Jakarta, together with Thailand, Myanmar and the Philippines, have been pushing for ASEAN to adopt legal protection for migrant workers despite reluctancy from Malaysia, Singapore and Brunei.
“Jakarta would push forward with agenda so that all member states adopt the legal protection instrument, which could cover both documented and undocumented migrants,” said Edi Yusuf, the Foreign Ministry’s director for economic cooperation for ASEAN.
“Some members have not yet agreed on the provision to protect undocumented migrants, but we see it as crucial because the number of those documented and undocumented are similar,” he said.

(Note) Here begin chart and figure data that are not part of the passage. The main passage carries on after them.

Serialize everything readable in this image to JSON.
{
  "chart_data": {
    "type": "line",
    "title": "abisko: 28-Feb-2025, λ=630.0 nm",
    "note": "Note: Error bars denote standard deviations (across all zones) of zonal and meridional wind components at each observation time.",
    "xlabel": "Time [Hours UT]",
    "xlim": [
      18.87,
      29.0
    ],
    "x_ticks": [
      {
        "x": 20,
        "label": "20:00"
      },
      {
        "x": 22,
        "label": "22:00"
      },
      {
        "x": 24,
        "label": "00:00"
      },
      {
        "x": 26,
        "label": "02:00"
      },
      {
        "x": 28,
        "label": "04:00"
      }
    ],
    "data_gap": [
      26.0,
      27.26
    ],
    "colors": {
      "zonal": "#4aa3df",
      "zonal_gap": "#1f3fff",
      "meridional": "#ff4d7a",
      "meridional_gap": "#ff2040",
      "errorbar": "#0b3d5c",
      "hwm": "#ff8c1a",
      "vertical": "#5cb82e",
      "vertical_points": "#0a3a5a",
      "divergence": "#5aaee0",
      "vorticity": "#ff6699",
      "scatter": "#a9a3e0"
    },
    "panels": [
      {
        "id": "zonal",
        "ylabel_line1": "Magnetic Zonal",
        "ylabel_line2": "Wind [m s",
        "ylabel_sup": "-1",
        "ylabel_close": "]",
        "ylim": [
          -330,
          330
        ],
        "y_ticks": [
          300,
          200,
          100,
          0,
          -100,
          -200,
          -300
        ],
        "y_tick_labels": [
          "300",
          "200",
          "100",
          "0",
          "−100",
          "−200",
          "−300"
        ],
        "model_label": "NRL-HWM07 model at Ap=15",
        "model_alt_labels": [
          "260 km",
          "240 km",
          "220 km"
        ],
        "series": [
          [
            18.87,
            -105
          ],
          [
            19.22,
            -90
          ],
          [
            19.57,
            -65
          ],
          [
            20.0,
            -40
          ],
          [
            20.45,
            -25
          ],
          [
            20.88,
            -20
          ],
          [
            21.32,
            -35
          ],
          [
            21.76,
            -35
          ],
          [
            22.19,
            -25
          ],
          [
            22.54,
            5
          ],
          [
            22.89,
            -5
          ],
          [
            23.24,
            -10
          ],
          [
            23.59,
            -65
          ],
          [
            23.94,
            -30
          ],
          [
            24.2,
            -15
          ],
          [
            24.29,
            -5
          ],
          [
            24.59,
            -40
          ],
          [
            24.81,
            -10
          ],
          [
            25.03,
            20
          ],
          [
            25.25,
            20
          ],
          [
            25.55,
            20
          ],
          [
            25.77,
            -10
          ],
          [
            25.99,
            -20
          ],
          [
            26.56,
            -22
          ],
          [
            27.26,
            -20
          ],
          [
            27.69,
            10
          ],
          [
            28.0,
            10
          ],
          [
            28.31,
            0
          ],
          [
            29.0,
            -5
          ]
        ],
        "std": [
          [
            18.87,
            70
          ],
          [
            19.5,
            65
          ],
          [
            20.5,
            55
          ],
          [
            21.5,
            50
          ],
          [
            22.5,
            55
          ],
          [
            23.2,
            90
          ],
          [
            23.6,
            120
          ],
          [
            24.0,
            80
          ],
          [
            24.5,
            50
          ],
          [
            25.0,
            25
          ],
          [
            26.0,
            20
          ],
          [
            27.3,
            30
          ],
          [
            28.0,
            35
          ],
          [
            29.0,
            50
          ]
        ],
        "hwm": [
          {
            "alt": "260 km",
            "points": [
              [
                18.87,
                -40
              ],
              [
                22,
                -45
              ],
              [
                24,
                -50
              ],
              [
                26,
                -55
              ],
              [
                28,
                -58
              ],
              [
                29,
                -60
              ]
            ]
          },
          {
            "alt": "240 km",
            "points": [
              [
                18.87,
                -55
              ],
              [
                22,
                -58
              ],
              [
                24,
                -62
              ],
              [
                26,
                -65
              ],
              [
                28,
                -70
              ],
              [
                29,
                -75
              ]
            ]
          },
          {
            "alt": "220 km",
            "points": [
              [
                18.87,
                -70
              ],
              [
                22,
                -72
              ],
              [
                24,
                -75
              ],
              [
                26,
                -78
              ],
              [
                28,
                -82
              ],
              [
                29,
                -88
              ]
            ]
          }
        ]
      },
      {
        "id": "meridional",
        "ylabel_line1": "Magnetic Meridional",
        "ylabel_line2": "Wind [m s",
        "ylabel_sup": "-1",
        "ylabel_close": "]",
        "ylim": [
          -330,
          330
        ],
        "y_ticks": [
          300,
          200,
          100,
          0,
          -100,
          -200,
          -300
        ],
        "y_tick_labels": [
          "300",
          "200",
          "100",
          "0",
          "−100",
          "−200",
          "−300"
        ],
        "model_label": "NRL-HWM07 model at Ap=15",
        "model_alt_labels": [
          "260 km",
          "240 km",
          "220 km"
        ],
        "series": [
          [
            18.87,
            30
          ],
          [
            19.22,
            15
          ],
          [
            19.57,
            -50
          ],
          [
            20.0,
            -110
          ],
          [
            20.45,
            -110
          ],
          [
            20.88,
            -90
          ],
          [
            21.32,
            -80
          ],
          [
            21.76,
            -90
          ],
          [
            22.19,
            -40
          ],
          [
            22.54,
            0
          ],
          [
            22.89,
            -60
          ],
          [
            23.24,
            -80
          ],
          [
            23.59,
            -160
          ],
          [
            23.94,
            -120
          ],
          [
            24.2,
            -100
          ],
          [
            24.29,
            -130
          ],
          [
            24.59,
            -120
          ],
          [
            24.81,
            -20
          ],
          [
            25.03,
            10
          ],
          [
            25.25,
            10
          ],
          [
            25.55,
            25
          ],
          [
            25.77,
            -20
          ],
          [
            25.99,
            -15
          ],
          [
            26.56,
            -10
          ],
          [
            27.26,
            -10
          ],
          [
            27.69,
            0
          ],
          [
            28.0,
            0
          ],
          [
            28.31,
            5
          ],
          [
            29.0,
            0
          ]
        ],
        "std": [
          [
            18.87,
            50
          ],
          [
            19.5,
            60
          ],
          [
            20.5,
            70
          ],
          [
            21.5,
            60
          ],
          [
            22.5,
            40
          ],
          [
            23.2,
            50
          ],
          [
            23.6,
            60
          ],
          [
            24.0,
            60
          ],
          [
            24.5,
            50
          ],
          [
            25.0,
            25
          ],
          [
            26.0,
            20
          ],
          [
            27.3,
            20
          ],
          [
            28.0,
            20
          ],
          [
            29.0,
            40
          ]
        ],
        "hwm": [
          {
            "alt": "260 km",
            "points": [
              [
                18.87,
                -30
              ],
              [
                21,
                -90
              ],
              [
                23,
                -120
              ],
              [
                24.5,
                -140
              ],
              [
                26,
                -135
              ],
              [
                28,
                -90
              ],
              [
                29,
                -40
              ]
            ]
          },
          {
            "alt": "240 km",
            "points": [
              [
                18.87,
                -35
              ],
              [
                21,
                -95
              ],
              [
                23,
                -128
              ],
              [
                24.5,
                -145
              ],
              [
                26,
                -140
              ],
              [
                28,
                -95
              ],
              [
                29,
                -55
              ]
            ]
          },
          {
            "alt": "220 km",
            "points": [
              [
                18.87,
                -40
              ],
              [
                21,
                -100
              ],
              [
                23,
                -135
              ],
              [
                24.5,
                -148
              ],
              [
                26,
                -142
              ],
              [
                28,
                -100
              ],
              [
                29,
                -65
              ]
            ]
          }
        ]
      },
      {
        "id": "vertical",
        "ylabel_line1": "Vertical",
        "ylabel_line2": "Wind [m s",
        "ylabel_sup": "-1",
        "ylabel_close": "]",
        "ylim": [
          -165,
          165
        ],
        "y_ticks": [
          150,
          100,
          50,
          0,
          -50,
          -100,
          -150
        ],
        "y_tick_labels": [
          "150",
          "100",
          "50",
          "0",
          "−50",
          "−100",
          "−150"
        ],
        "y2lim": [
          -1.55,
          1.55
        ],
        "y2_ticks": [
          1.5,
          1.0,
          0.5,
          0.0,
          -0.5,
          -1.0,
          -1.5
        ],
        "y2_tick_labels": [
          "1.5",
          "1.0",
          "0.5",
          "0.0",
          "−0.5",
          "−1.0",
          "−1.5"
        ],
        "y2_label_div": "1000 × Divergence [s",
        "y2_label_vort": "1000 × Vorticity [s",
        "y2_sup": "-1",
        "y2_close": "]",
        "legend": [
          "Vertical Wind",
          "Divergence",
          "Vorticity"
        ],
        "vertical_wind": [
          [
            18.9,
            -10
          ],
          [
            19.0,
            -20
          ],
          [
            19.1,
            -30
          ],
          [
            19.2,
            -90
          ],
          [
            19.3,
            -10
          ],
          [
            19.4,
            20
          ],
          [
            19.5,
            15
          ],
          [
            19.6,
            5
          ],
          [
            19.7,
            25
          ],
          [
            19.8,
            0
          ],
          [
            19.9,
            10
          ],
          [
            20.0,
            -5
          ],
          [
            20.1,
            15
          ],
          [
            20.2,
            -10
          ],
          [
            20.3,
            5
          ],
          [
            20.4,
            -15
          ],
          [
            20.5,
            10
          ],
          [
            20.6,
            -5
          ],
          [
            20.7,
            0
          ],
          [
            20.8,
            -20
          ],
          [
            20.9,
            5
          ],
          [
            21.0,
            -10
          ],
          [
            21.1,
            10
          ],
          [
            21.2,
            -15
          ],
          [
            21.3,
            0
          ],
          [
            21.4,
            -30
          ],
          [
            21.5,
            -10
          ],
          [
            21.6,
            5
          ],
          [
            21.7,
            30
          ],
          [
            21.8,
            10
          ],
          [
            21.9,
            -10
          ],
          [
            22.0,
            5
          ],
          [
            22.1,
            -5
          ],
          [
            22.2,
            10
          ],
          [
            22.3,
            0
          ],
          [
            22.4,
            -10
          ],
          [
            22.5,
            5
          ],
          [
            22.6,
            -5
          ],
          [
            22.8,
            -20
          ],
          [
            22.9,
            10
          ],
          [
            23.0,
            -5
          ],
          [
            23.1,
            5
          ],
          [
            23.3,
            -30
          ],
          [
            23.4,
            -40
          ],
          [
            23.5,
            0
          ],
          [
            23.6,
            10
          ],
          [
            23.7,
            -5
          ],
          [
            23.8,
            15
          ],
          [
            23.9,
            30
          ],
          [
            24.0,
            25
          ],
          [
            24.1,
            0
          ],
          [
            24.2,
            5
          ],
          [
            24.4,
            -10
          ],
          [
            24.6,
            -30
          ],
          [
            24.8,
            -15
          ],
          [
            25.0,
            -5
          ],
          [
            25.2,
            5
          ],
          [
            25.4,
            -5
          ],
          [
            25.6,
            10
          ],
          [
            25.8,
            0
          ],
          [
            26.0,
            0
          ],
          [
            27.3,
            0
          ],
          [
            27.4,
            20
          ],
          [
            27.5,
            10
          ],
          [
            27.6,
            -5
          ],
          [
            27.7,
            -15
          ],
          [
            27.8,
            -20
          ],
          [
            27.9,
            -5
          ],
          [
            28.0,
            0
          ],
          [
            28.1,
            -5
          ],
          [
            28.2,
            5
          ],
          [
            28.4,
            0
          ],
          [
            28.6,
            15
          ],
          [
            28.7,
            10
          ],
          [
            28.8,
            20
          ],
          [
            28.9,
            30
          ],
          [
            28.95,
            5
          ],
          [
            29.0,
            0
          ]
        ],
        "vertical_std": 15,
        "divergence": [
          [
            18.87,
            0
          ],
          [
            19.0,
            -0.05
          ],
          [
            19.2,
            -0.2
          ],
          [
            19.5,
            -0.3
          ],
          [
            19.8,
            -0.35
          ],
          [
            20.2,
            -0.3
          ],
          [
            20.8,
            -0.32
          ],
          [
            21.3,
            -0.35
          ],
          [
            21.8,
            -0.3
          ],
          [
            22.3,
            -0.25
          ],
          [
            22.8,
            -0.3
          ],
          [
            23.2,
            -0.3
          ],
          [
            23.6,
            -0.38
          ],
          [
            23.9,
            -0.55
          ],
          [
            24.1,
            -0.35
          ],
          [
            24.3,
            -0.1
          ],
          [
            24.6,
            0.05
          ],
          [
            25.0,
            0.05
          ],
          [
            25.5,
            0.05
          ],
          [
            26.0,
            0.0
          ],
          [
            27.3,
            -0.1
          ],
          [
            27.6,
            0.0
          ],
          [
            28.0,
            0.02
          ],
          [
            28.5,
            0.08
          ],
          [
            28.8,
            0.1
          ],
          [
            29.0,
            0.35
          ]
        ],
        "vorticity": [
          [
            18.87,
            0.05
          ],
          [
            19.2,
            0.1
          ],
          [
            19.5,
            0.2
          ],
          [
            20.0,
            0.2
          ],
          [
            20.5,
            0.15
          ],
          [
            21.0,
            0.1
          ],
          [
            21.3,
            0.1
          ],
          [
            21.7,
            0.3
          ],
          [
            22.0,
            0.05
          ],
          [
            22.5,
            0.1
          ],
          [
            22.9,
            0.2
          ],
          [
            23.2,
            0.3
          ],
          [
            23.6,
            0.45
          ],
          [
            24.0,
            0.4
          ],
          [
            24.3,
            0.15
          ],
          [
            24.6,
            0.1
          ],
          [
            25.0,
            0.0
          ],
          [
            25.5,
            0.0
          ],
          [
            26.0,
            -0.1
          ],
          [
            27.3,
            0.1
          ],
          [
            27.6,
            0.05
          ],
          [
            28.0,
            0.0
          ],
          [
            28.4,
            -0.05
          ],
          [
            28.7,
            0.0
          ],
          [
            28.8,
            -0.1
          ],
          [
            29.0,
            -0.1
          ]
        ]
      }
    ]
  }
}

Yuyun said Indonesian leadership would also be put to the test when member state Myanmar wrapped up its first election in two decades late this year.
Although the election has been denounced as a sham by the international community and Myanmar’s main opposition party, ASEAN members have withheld tough criticisms of the reclusive nation.
“There is an expectation that when Indonesia assumes the chairmanship next year, it will place strong emphasis on post-election Myanmar and push forward with calls that the country embraces democracy and human rights as it has pledged,” said Yuyun.
A senior diplomat said Indonesia should play a strong leadership role next year, but warned of risks of being too progressive. The diplomat pointed to the recent move by Singapore to launch its own initiative of ASEAN+8, challenging Jakarta’s idea of expanding the East Asia Summit (EAS). Both forums plan to include the US and Russia to convene with 16 EAS members.
“Singapore has always consulted with us whenever it comes to ASEAN agenda because we share similar views on how ASEAN should progress. But the recent ASEAN+8 versus the expansion of the EAS showed that Singapore and Indonesia are no longer in the same boat. There is a fear that Indonesia is too progressive and is failing to meet the interests of other members.”